注意:本記事は情報提供を目的としており、投資の勧誘ではありません。投資は自己責任です。
2026年3月期の業績概況
キオクシアHDは半導体(メモリ)メーカーで、NAND型フラッシュメモリやSSDなどを提供しています。2026年3月期の連結決算は以下の通りです。
| 項目 | 2026年3月期 | 前期比 |
|---|---|---|
| 売上高 | 2兆3,376億円 | +37.0% |
| 営業利益 | 8,704億円 | +92.7% |
| 経常利益 | 7,841億円 | +111.5% |
| 当期利益 | 5,545億円 | +103.6% |
| 基本1株当たり利益 | 1,024円 | +504円 |
- 4Q(1〜3月)の営業利益率は59.5%と前期比で大幅に改善。
- データセンター向け生成AI用途の需要増加により平均販売単価が上昇。
- Non-GAAP指標では、PPA影響額や株式報酬費用を除き、営業利益8,762億円、親会社帰属利益5,596億円。
セグメント別売上
| セグメント | 2026年3月期売上 | 前期比 |
|---|---|---|
| SSD & ストレージ | 1兆3,626億円 | +37.5% |
| スマートデバイス | 7,600億円 | +51.6% |
| その他 | 2,150億円 | +0.4% |
- SSD & ストレージ:PC、データセンター、エンタープライズ向け。
- スマートデバイス:スマホ、車載、産業機器向け組み込みメモリ。
- その他:SDカード、USBメモリ等リテール製品。
財政状態とキャッシュフロー
- 資産合計:3兆6,901億円(前期比+7,704億円)
- 負債合計:2兆2,910億円(前期比+1,090億円)
- 資本合計:1兆3,991億円(前期比+6,614億円)
- 自己資本比率:37.9%
- 営業CF:6,165億円、投資CF:-2,215億円、財務CF:-961億円
- 現金残高:4,707億円(前期比+3,028億円)
安定的なキャッシュフローと増益により、財務健全性が向上。
株価シナリオ試算
2026年3月期EPS 1,024円、ROE 51.9%を踏まえ、短期ボラティリティを考慮した株価シナリオを整理しました。

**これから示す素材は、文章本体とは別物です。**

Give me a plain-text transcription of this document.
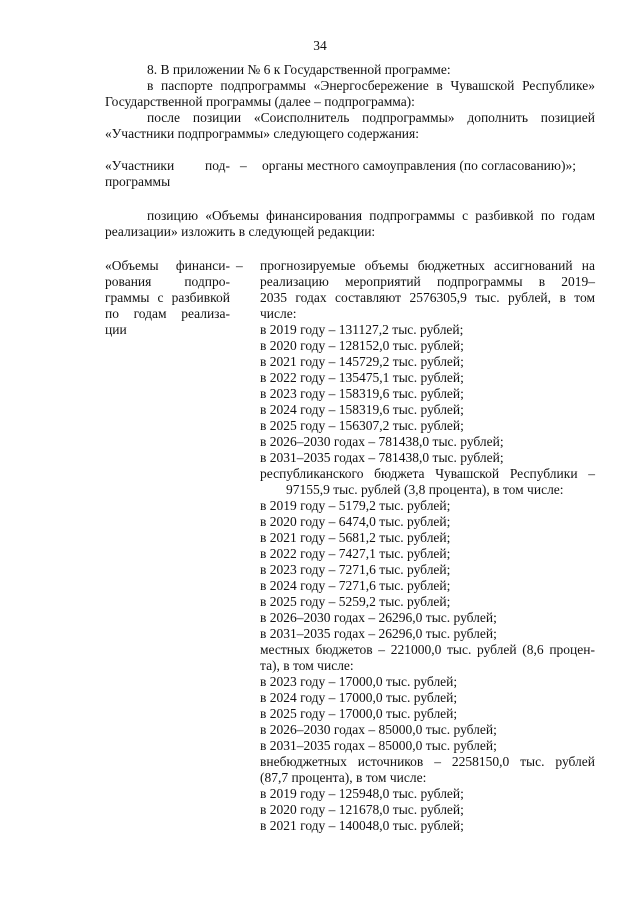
34
8. В приложении № 6 к Государственной программе:
в паспорте подпрограммы «Энергосбережение в Чувашской Республике»
Государственной программы (далее – подпрограмма):
после позиции «Соисполнитель подпрограммы» дополнить позицией
«Участники подпрограммы» следующего содержания:
«Участники под-
программы
– органы местного самоуправления (по согласованию)»;
позицию «Объемы финансирования подпрограммы с разбивкой по годам
реализации» изложить в следующей редакции:
«Объемы финанси-
рования подпро-
граммы с разбивкой
по годам реализа-
ции
– прогнозируемые объемы бюджетных ассигнований на
реализацию мероприятий подпрограммы в 2019–
2035 годах составляют 2576305,9 тыс. рублей, в том
числе:
в 2019 году – 131127,2 тыс. рублей;
в 2020 году – 128152,0 тыс. рублей;
в 2021 году – 145729,2 тыс. рублей;
в 2022 году – 135475,1 тыс. рублей;
в 2023 году – 158319,6 тыс. рублей;
в 2024 году – 158319,6 тыс. рублей;
в 2025 году – 156307,2 тыс. рублей;
в 2026–2030 годах – 781438,0 тыс. рублей;
в 2031–2035 годах – 781438,0 тыс. рублей;
республиканского бюджета Чувашской Республики –
97155,9 тыс. рублей (3,8 процента), в том числе:
в 2019 году – 5179,2 тыс. рублей;
в 2020 году – 6474,0 тыс. рублей;
в 2021 году – 5681,2 тыс. рублей;
в 2022 году – 7427,1 тыс. рублей;
в 2023 году – 7271,6 тыс. рублей;
в 2024 году – 7271,6 тыс. рублей;
в 2025 году – 5259,2 тыс. рублей;
в 2026–2030 годах – 26296,0 тыс. рублей;
в 2031–2035 годах – 26296,0 тыс. рублей;
местных бюджетов – 221000,0 тыс. рублей (8,6 процен-
та), в том числе:
в 2023 году – 17000,0 тыс. рублей;
в 2024 году – 17000,0 тыс. рублей;
в 2025 году – 17000,0 тыс. рублей;
в 2026–2030 годах – 85000,0 тыс. рублей;
в 2031–2035 годах – 85000,0 тыс. рублей;
внебюджетных источников – 2258150,0 тыс. рублей
(87,7 процента), в том числе:
в 2019 году – 125948,0 тыс. рублей;
в 2020 году – 121678,0 тыс. рублей;
в 2021 году – 140048,0 тыс. рублей;
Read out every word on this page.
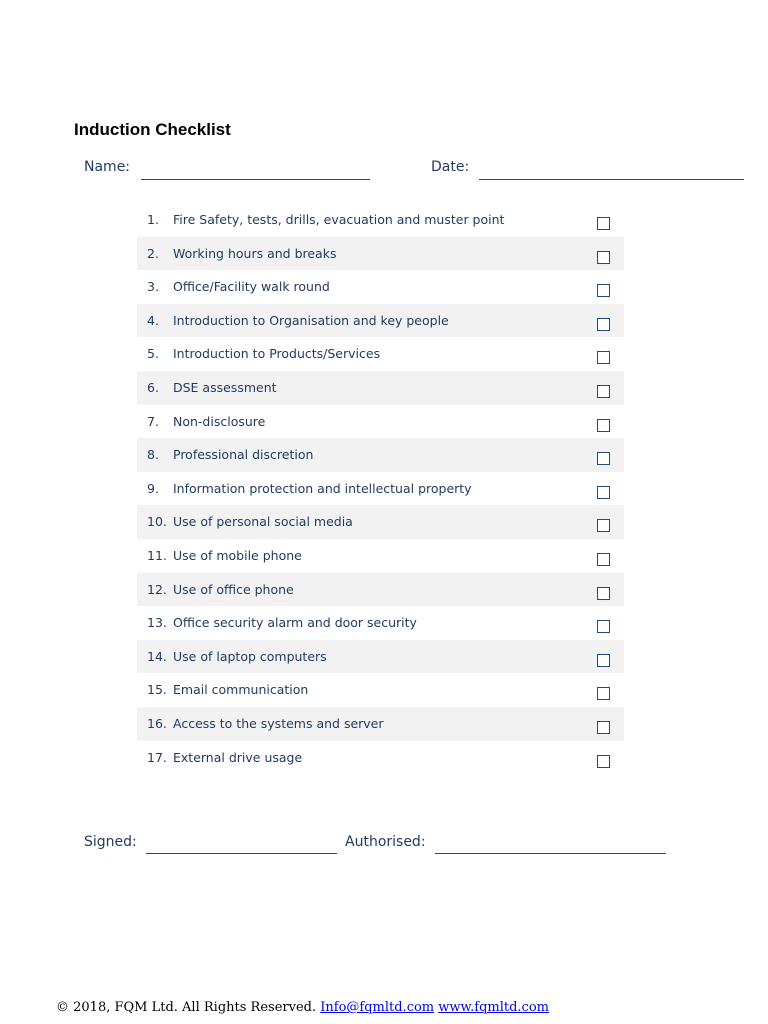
Induction Checklist
Name:	Date:
1. Fire Safety, tests, drills, evacuation and muster point
2. Working hours and breaks
3. Office/Facility walk round
4. Introduction to Organisation and key people
5. Introduction to Products/Services
6. DSE assessment
7. Non-disclosure
8. Professional discretion
9. Information protection and intellectual property
10. Use of personal social media
11. Use of mobile phone
12. Use of office phone
13. Office security alarm and door security
14. Use of laptop computers
15. Email communication
16. Access to the systems and server
17. External drive usage
Signed:	Authorised:
© 2018, FQM Ltd. All Rights Reserved. Info@fqmltd.com www.fqmltd.com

| シナリオ | 株価レンジ(円) | コメント | 確率(想定) |
|---|---|---|---|
| 悲観 | 30,000〜38,000 | シリコンサイクルの急減速、地政学リスク影響 | 20% |
| ベース | 40,000〜50,000 | AI需要継続、業績堅調 | 60% |
| 楽観 | 52,000〜60,000 | データセンター需要急増、次期1Qの爆益反映 | 20% |
株価シナリオグラフ
- 短期的にはボラティリティが大きく、100円単元未満株での時間分散が有効。
投資ポイントとリスク
ポイント
- 世界2位のフラッシュメモリ企業、Apple・Sandisk・Dellグループが主要顧客。
- 生成AI向けデータセンター需要で平均単価上昇、営業利益急拡大。
- キャッシュフロー豊富で財務健全性向上。
リスク
- 半導体業界特有のサイクル変動。
- 地政学リスク(中東・ウクライナなど)。
- 為替変動による収益影響。
- 楽観予測と実績の乖離。
注:本記事は情報提供のみを目的としており、投資は自己責任です。
今後の見通し(2027年3月期第1Q)
- 売上収益:1兆7,500億円(前四半期比+74.5%)
- Non-GAAP営業利益:1兆3,000億円(前四半期比+117.0%)
- 親会社帰属四半期利益:8,700億円(前四半期比+113.1%)
- 米ドル平均為替レート:159円
第1Qもデータセンター向け需要の旺盛さが継続見込み。短期的には株価上振れの可能性あり。
まとめ
- 2026年3月期は売上・利益とも過去最高を更新。
- 生成AI向け需要が収益の牽引。
- 短期ボラティリティが高いため、初心者は単元未満株や時間分散での投資が有効。
- 投資は必ず自己責任で判断すること。